D. Assessment for nausea.

This may also be important but are not the priority assessment in this situation.

Full Explanation

When a patient with heart failure begins treatment with an ACE inhibitor, the nurse should prioritize monitoring the patient's blood pressure because ACE inhibitors can cause hypotension. Oxygen saturation, choice A, may be important to monitor in some cases, but it is not the priority in this situation. Level of consciousness, choice C, and assessment for nausea, choice D, may also be important but are not the priority assessments in this situation.

QUESTION

The home health nurse visits a patient with a diagnosis of type 1 diabetes mellitus. The patient reports a history of vomiting and diarrhea and tells the nurse that no food has been consumed for the last 24 hours. Which additional statement by the patient indicates a need for further teaching?

A. "I was monitoring my blood glucose every 3 to 4 hours."

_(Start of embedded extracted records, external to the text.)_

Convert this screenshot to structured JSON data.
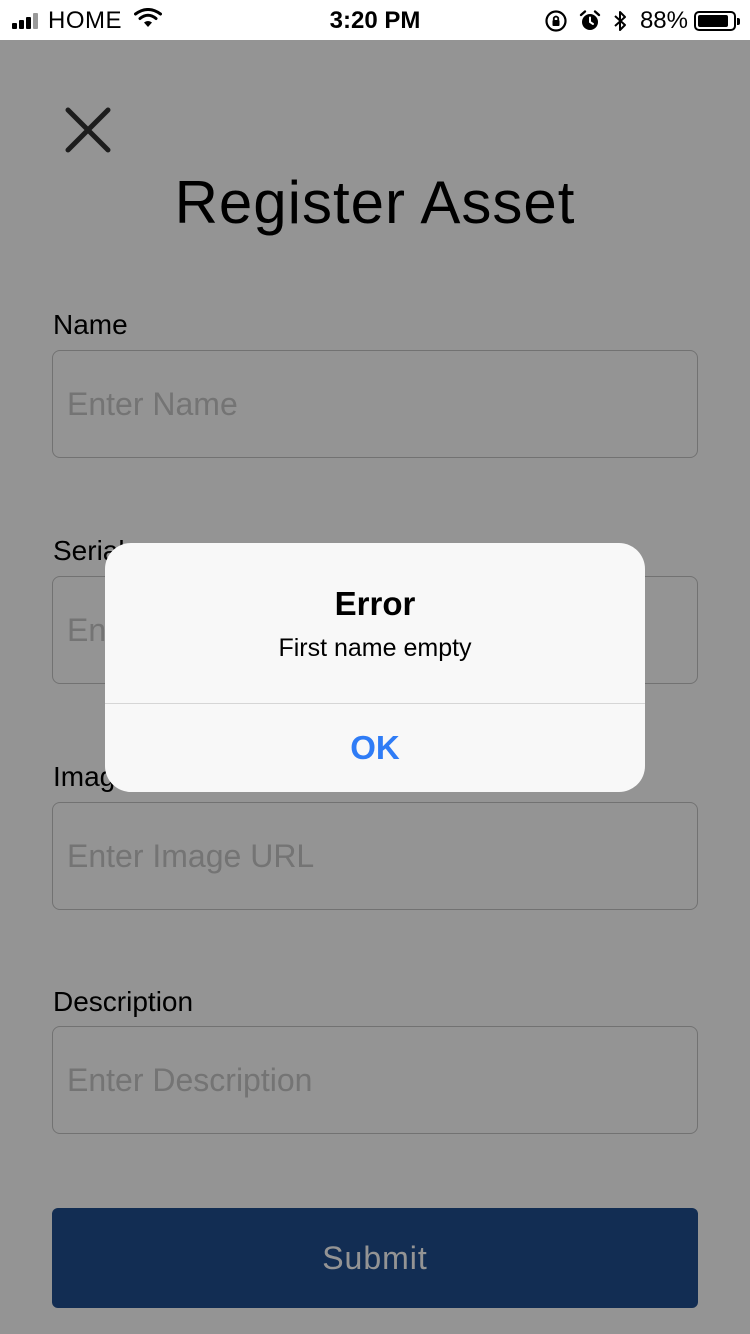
{
  "status_bar": {
    "carrier": "HOME",
    "time": "3:20 PM",
    "battery_percent": "88%",
    "battery_level": 0.88
  },
  "header": {
    "title": "Register Asset",
    "close_icon": "close-icon"
  },
  "form": {
    "fields": [
      {
        "label": "Name",
        "placeholder": "Enter Name",
        "value": ""
      },
      {
        "label": "Serial",
        "placeholder": "Enter Serial",
        "value": ""
      },
      {
        "label": "Image",
        "placeholder": "Enter Image URL",
        "value": ""
      },
      {
        "label": "Description",
        "placeholder": "Enter Description",
        "value": ""
      }
    ],
    "submit_label": "Submit"
  },
  "alert": {
    "title": "Error",
    "message": "First name empty",
    "ok_label": "OK"
  },
  "colors": {
    "accent": "#2f7cf6",
    "submit_bg": "#1f4f8f",
    "overlay": "rgba(0,0,0,0.42)"
  }
}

This is an appropriate patient action, indicating that the patient is monitoring the blood glucose levels and has reached out to their doctor for further management. Therefore, this is not an indication of further teaching.

B. "I had to stop my insulin."

When a patient with type 1 diabetes mellitus experiences vomiting, diarrhea, and has not consumed food for 24 hours, it is likely that their blood glucose levels have dropped significantly. If insulin treatment continues at the same dosage, hypoglycemia may occur. Therefore, stopping insulin treatment can be dangerous and is an indication for further teaching.

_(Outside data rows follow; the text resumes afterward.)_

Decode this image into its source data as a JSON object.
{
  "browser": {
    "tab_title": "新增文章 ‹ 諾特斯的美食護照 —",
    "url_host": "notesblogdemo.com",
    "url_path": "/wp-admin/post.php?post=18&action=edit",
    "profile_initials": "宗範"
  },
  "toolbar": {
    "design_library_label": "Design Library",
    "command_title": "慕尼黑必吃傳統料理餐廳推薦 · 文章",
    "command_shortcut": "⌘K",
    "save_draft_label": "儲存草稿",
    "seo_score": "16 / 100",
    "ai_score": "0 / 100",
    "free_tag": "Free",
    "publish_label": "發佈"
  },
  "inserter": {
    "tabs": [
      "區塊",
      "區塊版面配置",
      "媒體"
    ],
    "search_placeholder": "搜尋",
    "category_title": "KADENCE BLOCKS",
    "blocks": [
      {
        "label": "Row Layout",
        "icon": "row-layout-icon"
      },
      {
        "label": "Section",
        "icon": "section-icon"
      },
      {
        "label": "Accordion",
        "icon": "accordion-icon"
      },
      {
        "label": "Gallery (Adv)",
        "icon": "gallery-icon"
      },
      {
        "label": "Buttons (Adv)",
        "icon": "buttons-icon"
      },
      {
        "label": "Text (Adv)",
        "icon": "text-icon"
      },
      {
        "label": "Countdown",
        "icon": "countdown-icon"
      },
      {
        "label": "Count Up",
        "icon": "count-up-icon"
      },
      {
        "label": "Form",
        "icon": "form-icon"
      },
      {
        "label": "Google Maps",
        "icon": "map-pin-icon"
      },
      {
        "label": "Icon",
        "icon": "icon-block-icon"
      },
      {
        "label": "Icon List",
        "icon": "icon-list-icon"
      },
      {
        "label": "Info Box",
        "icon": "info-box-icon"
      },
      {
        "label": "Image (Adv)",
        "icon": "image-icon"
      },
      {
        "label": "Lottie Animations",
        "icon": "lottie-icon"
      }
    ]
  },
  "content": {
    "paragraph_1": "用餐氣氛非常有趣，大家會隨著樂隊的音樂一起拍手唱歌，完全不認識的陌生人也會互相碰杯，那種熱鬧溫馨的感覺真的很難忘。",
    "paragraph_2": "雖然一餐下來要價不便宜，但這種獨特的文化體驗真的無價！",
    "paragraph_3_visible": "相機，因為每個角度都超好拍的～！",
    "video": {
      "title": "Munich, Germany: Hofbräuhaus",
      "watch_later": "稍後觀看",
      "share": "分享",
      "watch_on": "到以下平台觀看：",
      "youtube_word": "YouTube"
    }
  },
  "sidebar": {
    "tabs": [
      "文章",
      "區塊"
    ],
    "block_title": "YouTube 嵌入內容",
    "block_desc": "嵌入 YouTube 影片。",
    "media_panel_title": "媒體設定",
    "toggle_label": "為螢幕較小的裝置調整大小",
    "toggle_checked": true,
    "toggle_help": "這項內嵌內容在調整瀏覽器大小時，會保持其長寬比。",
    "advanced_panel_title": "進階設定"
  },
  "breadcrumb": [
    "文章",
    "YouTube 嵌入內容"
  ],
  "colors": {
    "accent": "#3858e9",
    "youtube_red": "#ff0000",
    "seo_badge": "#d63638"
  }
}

C. "I called the doctor because of these symptoms."

This is an appropriate patient action, indicating that the patient is monitoring the blood glucose levels and has reached out to their doctor for further management. Therefore, this is not an indication of further teaching.

D. None of the above.

Full Explanation

When a patient with type 1 diabetes mellitus experiences vomiting, diarrhea, and has not consumed food for 24 hours, it is likely that their blood glucose levels have dropped significantly. If insulin treatment continues at the same dosage, hypoglycemia may occur. Therefore, stopping insulin treatment can be dangerous and is an indication for further teaching. Choices A and C are appropriate patient actions, indicating that the patient is monitoring the blood glucose levels and has reached out to their doctor for further management.

Therefore, these are not indications for further teaching.